After the first stage, the white triangle takes up $\frac{1}{4}$ of the total figure, and the red triangles take up $\frac{3}{4}$ of it.

After the second stage, the new white triangles take up $\frac{1}{4}$ of the old red triangles, which took up $\frac{3}{4}$ of the total figure, so they take up $\frac{1}{4}\cdot\frac{3}{4}$ of the total figure. Similarly, the red triangles now take up $\big(\frac{3}{4}\big)^2$ of the total figure.

After this, it should be clear that this pattern persists. At the $n$ th stage, the new white triangles take up $\frac{1}{4}\cdot\big(\frac{3}{4}\big)^{n-1}$ of the total figure, and the red triangles take up $\big(\frac{3}{4}\big)^{n}$ of the total figure.

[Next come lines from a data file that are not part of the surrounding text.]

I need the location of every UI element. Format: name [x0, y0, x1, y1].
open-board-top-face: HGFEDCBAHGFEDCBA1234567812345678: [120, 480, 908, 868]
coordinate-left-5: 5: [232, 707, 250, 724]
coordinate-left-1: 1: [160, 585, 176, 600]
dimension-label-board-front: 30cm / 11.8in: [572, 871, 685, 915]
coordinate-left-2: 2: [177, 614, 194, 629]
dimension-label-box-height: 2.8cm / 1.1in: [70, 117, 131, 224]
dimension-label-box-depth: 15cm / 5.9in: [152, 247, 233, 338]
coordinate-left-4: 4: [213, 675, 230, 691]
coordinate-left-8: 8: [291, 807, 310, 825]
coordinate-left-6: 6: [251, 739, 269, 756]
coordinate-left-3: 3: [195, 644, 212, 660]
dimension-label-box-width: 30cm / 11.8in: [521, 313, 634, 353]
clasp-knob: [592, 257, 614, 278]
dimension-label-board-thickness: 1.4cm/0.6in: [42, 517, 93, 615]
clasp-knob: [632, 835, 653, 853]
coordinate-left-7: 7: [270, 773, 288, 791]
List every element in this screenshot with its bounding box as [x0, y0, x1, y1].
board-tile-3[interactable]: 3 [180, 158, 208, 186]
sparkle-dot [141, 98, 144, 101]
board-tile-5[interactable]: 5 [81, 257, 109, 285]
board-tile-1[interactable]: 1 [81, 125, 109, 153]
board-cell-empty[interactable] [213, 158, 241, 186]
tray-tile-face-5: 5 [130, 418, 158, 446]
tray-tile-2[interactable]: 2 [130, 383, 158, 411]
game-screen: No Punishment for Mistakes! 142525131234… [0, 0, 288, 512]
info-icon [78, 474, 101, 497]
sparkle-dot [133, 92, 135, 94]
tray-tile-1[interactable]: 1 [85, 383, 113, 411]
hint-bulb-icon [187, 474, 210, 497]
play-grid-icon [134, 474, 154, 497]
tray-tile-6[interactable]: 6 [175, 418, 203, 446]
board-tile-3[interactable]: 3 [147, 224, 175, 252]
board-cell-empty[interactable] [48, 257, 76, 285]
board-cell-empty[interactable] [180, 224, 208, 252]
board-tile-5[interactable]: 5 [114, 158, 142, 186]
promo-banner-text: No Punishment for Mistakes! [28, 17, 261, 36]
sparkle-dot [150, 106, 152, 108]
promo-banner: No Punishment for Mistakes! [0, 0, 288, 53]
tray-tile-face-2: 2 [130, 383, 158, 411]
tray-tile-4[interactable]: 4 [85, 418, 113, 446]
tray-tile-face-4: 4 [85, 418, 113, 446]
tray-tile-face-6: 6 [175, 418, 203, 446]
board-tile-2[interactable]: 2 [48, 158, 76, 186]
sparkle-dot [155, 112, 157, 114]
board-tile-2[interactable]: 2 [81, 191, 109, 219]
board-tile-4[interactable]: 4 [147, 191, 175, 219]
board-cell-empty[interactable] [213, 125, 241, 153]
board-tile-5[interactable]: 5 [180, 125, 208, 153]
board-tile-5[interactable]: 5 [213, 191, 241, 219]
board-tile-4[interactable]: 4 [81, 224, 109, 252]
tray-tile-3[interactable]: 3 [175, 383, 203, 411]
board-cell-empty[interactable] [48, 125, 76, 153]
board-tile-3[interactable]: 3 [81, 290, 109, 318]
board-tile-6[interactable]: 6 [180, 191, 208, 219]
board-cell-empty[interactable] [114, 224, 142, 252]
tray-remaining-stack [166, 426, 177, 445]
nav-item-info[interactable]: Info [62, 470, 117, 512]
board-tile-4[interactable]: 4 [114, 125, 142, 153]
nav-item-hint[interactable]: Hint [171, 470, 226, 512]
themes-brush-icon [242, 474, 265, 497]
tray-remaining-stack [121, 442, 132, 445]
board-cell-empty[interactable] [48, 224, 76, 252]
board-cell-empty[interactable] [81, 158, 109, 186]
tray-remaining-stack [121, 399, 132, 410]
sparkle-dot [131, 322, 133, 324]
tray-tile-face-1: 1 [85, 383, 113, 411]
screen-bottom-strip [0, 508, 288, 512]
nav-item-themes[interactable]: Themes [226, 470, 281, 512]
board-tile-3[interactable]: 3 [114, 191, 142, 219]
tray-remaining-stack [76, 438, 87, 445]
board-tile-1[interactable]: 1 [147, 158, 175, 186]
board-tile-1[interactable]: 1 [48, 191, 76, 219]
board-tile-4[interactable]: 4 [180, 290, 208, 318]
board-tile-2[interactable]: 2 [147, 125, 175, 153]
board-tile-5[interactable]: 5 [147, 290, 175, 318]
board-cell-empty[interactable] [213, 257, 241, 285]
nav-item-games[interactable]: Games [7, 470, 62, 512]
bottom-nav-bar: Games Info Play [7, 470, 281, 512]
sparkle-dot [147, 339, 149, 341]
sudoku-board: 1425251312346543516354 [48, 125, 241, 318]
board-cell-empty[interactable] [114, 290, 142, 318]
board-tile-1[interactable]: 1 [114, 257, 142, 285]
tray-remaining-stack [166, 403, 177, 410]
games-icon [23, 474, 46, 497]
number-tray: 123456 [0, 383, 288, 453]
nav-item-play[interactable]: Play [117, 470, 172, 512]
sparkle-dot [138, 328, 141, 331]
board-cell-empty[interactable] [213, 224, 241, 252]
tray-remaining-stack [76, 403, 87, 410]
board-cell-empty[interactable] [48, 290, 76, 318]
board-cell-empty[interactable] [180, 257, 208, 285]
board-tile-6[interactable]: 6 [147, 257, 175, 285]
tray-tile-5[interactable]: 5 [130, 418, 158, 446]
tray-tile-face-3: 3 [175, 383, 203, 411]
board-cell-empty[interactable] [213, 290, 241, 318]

This actually gives us two different ways to think about the area of the white triangles:

1. Because the total area is 1, however much of the total area the white triangles take up (as $n\rightarrow\infty$ ) is just their area

2. Similarly, we can subtract how much the red triangles will take up (as $n\rightarrow\infty$ ) from the total area (which is 1) to find the area of the white triangles

Method 1: Adding up the area of the new white triangles at each stage and taking the limit gives $lim_{n\rightarrow\infty}{\sum_{k=1}^{n}{\frac{1}{4}\big(\frac{3}{4}\big)^{k-1}}}={\sum_{k=1}^{\infty}{\frac{1}{4}\big(\frac{3}{4}\big)^{k-1}}}=\frac{1}{4}{\sum_{k=1}^{\infty}{\big(\frac{3}{4}\big)^{k-1}}}=\frac{1}{4}\sum_{k=0}^{\infty}{\big(\frac{3}{4}\big)^{k}}=\frac{1}{4}\cdot\frac{1}{1-\frac{3}{4}}=\frac{1}{4}\cdot\frac{1}{\frac{1}{4}}=\frac{1}{4}\cdot\frac{4}{1}=1$

Method 2: Taking the limit of the area of the red triangles gives $lim_{n\rightarrow\infty}\big(\frac{3}{4}\big)^{n}=0$ Obviously, $1-0=1$